"Why, yes, indeed, Mrs. Wheeler, I'll come; but I don't believe I can do any thing," said Mercy, much touched by the appeal to her. "I have wondered very much what had become of Mr. Wheeler. I had not seen him for a long time."
When they went into the garret, the old man was half-lying, half-sitting, propped on his left elbow. In his right hand he held his cane, with which he continually tapped the floor, as he poured out a volley of angry reproaches to his son "'Siah," a young man of eighteen or twenty years old, who sat on a roll of leather at a safe distance from his father's lair. As the door opened, and he saw Mercy entering with his wife, the old man's face underwent the most extraordinary change. Surprise, shame, perplexity, bravado,--all struggled together there.
"God bless my soul! God bless my soul!" he exclaimed, trying to draw the comforters more closely about him.
Mercy went up to him, and, sitting down by his side, began to talk to him in a perfectly natural tone, as if she were making an ordinary call on an invalid in his own home.
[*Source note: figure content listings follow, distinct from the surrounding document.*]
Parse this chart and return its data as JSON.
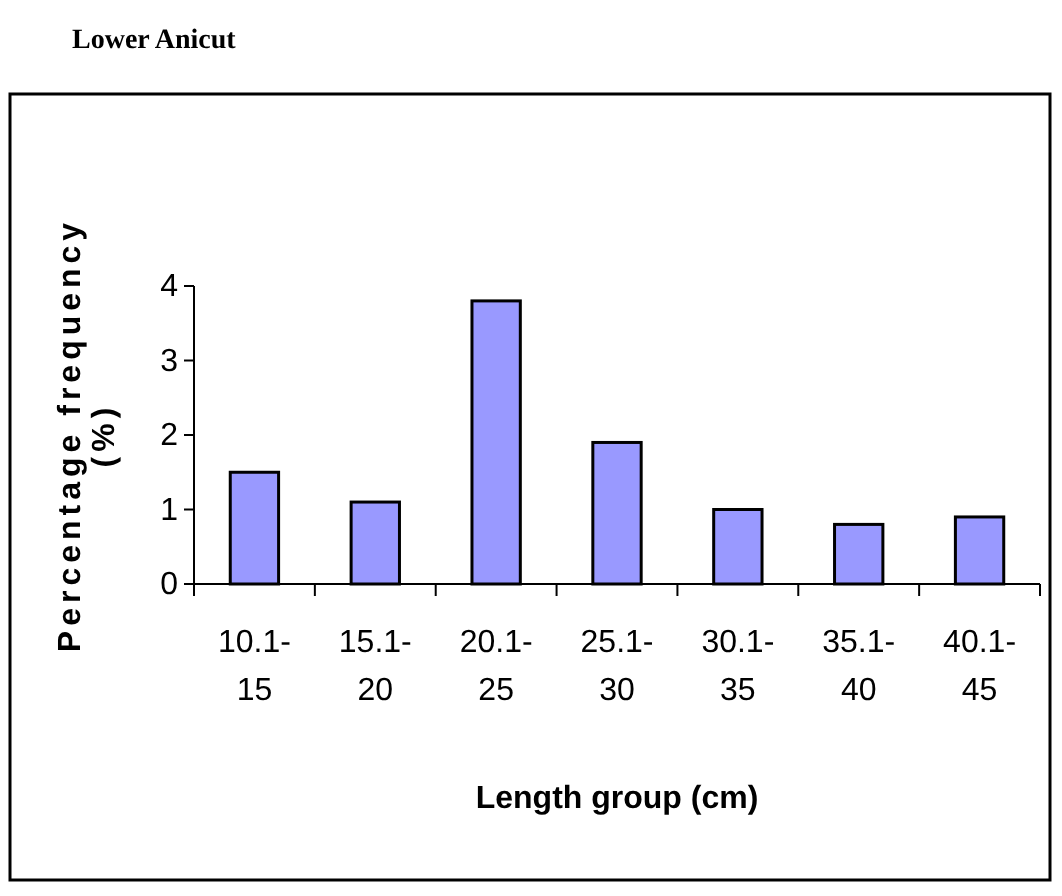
{
  "chart_data": {
    "type": "bar",
    "title": "Lower Anicut",
    "xlabel": "Length group (cm)",
    "ylabel": "Percentage frequency (%)",
    "categories": [
      "10.1-15",
      "15.1-20",
      "20.1-25",
      "25.1-30",
      "30.1-35",
      "35.1-40",
      "40.1-45"
    ],
    "values": [
      1.5,
      1.1,
      3.8,
      1.9,
      1.0,
      0.8,
      0.9
    ],
    "color": "#9999ff",
    "ylim": [
      0,
      4
    ],
    "yticks": [
      0,
      1,
      2,
      3,
      4
    ],
    "grid": false
  }
}
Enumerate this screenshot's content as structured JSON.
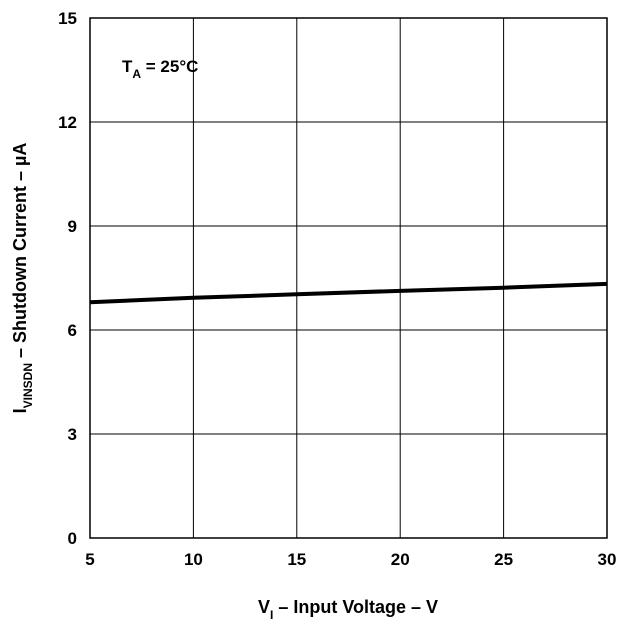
{
  "chart_data": {
    "type": "line",
    "title": "",
    "xlabel": {
      "main": "V",
      "sub": "I",
      "rest": " – Input Voltage  –  V"
    },
    "ylabel": {
      "main": "I",
      "sub": "VINSDN",
      "rest": " – Shutdown Current  –  µA"
    },
    "annotation": {
      "main": "T",
      "sub": "A",
      "rest": " = 25°C"
    },
    "xlim": [
      5,
      30
    ],
    "ylim": [
      0,
      15
    ],
    "xticks": [
      5,
      10,
      15,
      20,
      25,
      30
    ],
    "yticks": [
      0,
      3,
      6,
      9,
      12,
      15
    ],
    "grid": true,
    "series": [
      {
        "x": [
          5,
          10,
          15,
          20,
          25,
          30
        ],
        "y": [
          6.8,
          6.93,
          7.03,
          7.13,
          7.22,
          7.33
        ]
      }
    ],
    "colors": {
      "line": "#000000",
      "grid": "#000000"
    }
  }
}
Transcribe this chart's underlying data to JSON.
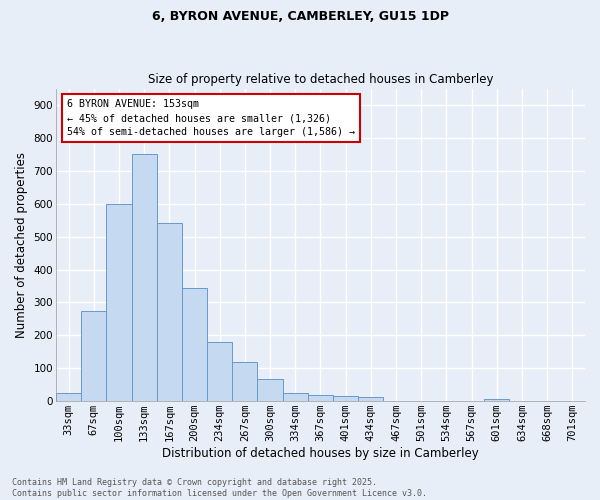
{
  "title1": "6, BYRON AVENUE, CAMBERLEY, GU15 1DP",
  "title2": "Size of property relative to detached houses in Camberley",
  "xlabel": "Distribution of detached houses by size in Camberley",
  "ylabel": "Number of detached properties",
  "categories": [
    "33sqm",
    "67sqm",
    "100sqm",
    "133sqm",
    "167sqm",
    "200sqm",
    "234sqm",
    "267sqm",
    "300sqm",
    "334sqm",
    "367sqm",
    "401sqm",
    "434sqm",
    "467sqm",
    "501sqm",
    "534sqm",
    "567sqm",
    "601sqm",
    "634sqm",
    "668sqm",
    "701sqm"
  ],
  "values": [
    25,
    275,
    600,
    750,
    540,
    345,
    180,
    118,
    68,
    25,
    18,
    15,
    12,
    0,
    0,
    0,
    0,
    8,
    0,
    0,
    0
  ],
  "bar_color": "#c5d9f0",
  "bar_edge_color": "#6699cc",
  "annotation_text": "6 BYRON AVENUE: 153sqm\n← 45% of detached houses are smaller (1,326)\n54% of semi-detached houses are larger (1,586) →",
  "annotation_box_color": "#ffffff",
  "annotation_box_edge": "#cc0000",
  "bg_color": "#e8eef8",
  "grid_color": "#ffffff",
  "footer_text": "Contains HM Land Registry data © Crown copyright and database right 2025.\nContains public sector information licensed under the Open Government Licence v3.0.",
  "ylim": [
    0,
    950
  ],
  "yticks": [
    0,
    100,
    200,
    300,
    400,
    500,
    600,
    700,
    800,
    900
  ],
  "title1_fontsize": 9,
  "title2_fontsize": 8.5,
  "xlabel_fontsize": 8.5,
  "ylabel_fontsize": 8.5,
  "tick_fontsize": 7.5,
  "footer_fontsize": 6.0
}
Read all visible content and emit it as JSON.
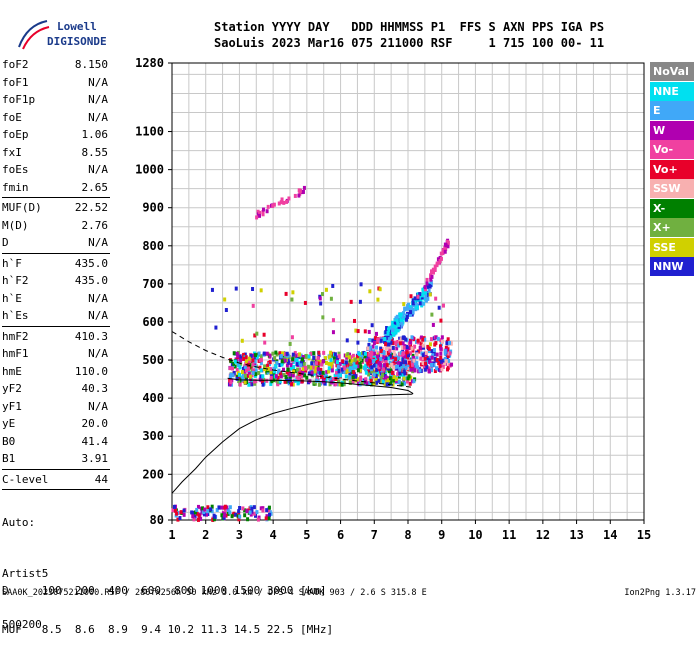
{
  "logo": {
    "line1": "Lowell",
    "line2": "DIGISONDE"
  },
  "header": {
    "labels": "Station YYYY DAY   DDD HHMMSS P1  FFS S AXN PPS IGA PS",
    "values": "SaoLuis 2023 Mar16 075 211000 RSF     1 715 100 00- 11"
  },
  "params": [
    {
      "label": "foF2",
      "value": "8.150"
    },
    {
      "label": "foF1",
      "value": "N/A"
    },
    {
      "label": "foF1p",
      "value": "N/A"
    },
    {
      "label": "foE",
      "value": "N/A"
    },
    {
      "label": "foEp",
      "value": "1.06"
    },
    {
      "label": "fxI",
      "value": "8.55"
    },
    {
      "label": "foEs",
      "value": "N/A"
    },
    {
      "label": "fmin",
      "value": "2.65"
    },
    {
      "sep": true
    },
    {
      "label": "MUF(D)",
      "value": "22.52"
    },
    {
      "label": "M(D)",
      "value": "2.76"
    },
    {
      "label": "D",
      "value": "N/A"
    },
    {
      "sep": true
    },
    {
      "label": "h`F",
      "value": "435.0"
    },
    {
      "label": "h`F2",
      "value": "435.0"
    },
    {
      "label": "h`E",
      "value": "N/A"
    },
    {
      "label": "h`Es",
      "value": "N/A"
    },
    {
      "sep": true
    },
    {
      "label": "hmF2",
      "value": "410.3"
    },
    {
      "label": "hmF1",
      "value": "N/A"
    },
    {
      "label": "hmE",
      "value": "110.0"
    },
    {
      "label": "yF2",
      "value": "40.3"
    },
    {
      "label": "yF1",
      "value": "N/A"
    },
    {
      "label": "yE",
      "value": "20.0"
    },
    {
      "label": "B0",
      "value": "41.4"
    },
    {
      "label": "B1",
      "value": "3.91"
    },
    {
      "sep": true
    },
    {
      "label": "C-level",
      "value": "44"
    },
    {
      "sep": true
    }
  ],
  "auto": {
    "line1": "Auto:",
    "line2": "Artist5",
    "line3": "500200"
  },
  "legend": [
    {
      "label": "NoVal",
      "color": "#888888"
    },
    {
      "label": "NNE",
      "color": "#00e0f0"
    },
    {
      "label": "E",
      "color": "#40a8f8"
    },
    {
      "label": "W",
      "color": "#b000b0"
    },
    {
      "label": "Vo-",
      "color": "#f040a0"
    },
    {
      "label": "Vo+",
      "color": "#e8002a"
    },
    {
      "label": "SSW",
      "color": "#f8b0b0"
    },
    {
      "label": "X-",
      "color": "#008000"
    },
    {
      "label": "X+",
      "color": "#70b040"
    },
    {
      "label": "SSE",
      "color": "#d0d000"
    },
    {
      "label": "NNW",
      "color": "#2020d0"
    }
  ],
  "muf_table": {
    "d_row": "D     100  200  400  600  800 1000 1500 3000 [km]",
    "muf_row": "MUF   8.5  8.6  8.9  9.4 10.2 11.3 14.5 22.5 [MHz]"
  },
  "footer": "SAA0K_2023075211000.RSF / 280fx256h 50 kHz 5.0 km / DPS-4 SAA0K 903 / 2.6 S 315.8 E",
  "version": "Ion2Png 1.3.17",
  "chart_data": {
    "type": "scatter",
    "title": "",
    "xlabel": "",
    "ylabel": "",
    "xlim": [
      1,
      15
    ],
    "ylim": [
      80,
      1280
    ],
    "x_ticks": [
      1,
      2,
      3,
      4,
      5,
      6,
      7,
      8,
      9,
      10,
      11,
      12,
      13,
      14,
      15
    ],
    "y_ticks": [
      80,
      200,
      300,
      400,
      500,
      600,
      700,
      800,
      900,
      1000,
      1100,
      1280
    ],
    "grid": true,
    "profile_line": {
      "x": [
        1.0,
        1.3,
        1.7,
        2.0,
        2.5,
        3.0,
        3.5,
        4.0,
        4.5,
        5.0,
        5.5,
        6.0,
        6.5,
        7.0,
        7.5,
        8.0,
        8.1,
        8.15
      ],
      "y": [
        150,
        180,
        215,
        245,
        285,
        320,
        343,
        360,
        372,
        383,
        393,
        398,
        403,
        407,
        409,
        410,
        410,
        412
      ]
    },
    "profile_curve_upper": {
      "x": [
        8.15,
        8.0,
        7.5,
        7.0,
        6.5,
        6.0,
        5.5,
        5.0,
        4.5,
        4.0,
        3.5,
        3.0,
        2.65
      ],
      "y": [
        412,
        420,
        428,
        432,
        436,
        440,
        443,
        445,
        446,
        447,
        447,
        448,
        452
      ]
    },
    "profile_dashed": {
      "x": [
        1.0,
        1.5,
        2.0,
        2.5,
        3.0,
        3.5,
        4.0,
        5.0,
        6.0,
        7.0,
        8.0,
        8.15
      ],
      "y": [
        575,
        548,
        525,
        507,
        492,
        482,
        474,
        462,
        450,
        440,
        430,
        428
      ]
    },
    "echo_clusters": [
      {
        "name": "F2 trace",
        "x_range": [
          2.7,
          8.2
        ],
        "y_range": [
          435,
          520
        ],
        "colors": [
          "#2020d0",
          "#b000b0",
          "#f040a0",
          "#e8002a",
          "#40a8f8",
          "#d0d000",
          "#70b040",
          "#008000",
          "#00e0f0"
        ],
        "count": 900
      },
      {
        "name": "F2 O-mode high",
        "x_range": [
          6.8,
          9.3
        ],
        "y_range": [
          470,
          560
        ],
        "colors": [
          "#2020d0",
          "#b000b0",
          "#f040a0",
          "#e8002a",
          "#f8b0b0",
          "#40a8f8"
        ],
        "count": 350
      },
      {
        "name": "E/W branch",
        "x_range": [
          7.3,
          8.7
        ],
        "y_range": [
          560,
          690
        ],
        "colors": [
          "#40a8f8",
          "#00e0f0",
          "#2020d0"
        ],
        "count": 180
      },
      {
        "name": "upper branch",
        "x_range": [
          8.5,
          9.2
        ],
        "y_range": [
          690,
          810
        ],
        "colors": [
          "#b000b0",
          "#f040a0"
        ],
        "count": 40
      },
      {
        "name": "second hop",
        "x_range": [
          3.5,
          5.0
        ],
        "y_range": [
          880,
          950
        ],
        "colors": [
          "#b000b0",
          "#f040a0"
        ],
        "count": 30
      },
      {
        "name": "low-height noise",
        "x_range": [
          1.0,
          4.0
        ],
        "y_range": [
          80,
          115
        ],
        "colors": [
          "#2020d0",
          "#b000b0",
          "#f040a0",
          "#008000",
          "#40a8f8",
          "#e8002a"
        ],
        "count": 120
      },
      {
        "name": "mid scatter",
        "x_range": [
          2.0,
          9.5
        ],
        "y_range": [
          540,
          700
        ],
        "colors": [
          "#2020d0",
          "#b000b0",
          "#f040a0",
          "#e8002a",
          "#70b040",
          "#d0d000"
        ],
        "count": 60
      }
    ]
  }
}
She said nothing to suggest that he had done any thing unnatural in hiding himself, and spoke of his severe cold as being merely what every one else had been suffering from for some time. Then she told him how ill her mother was, and succeeded in really arousing his interest in that. Finally, she said,--
"But I must go now. I can't be away from my mother long. I will come and see you again to-morrow. Shall I find you here or at your home?"
"Well, I was thinking I 'd better move home to-day," said he.
His wife and son involuntarily exchanged glances. This was more than they had dared to hope.
"Yes, I would, if I were you," replied Mercy, still in a perfectly natural tone. "It would be so much better for you to be in a room with a fire in it for a few days. There isn't any way of warming this room, is there?" said she, looking all about, as if to see if it might not be possible still to put up a stove there. "'Siah" turned his head away to hide a smile, so amused was he by the tact of the remark. "No, I see there is no stovepipe-hole here," she went on, "so you'd much better move home. I'm going by the stable. Let me send Seth right up with the carriage, won't you?"
"No, no! Bless my soul! Thinks I'm made of money, don't she! No, no! I can walk." And the old half-crazy glare came into his eyes.
Mercy went nearer to him, and laid her hand gently on his.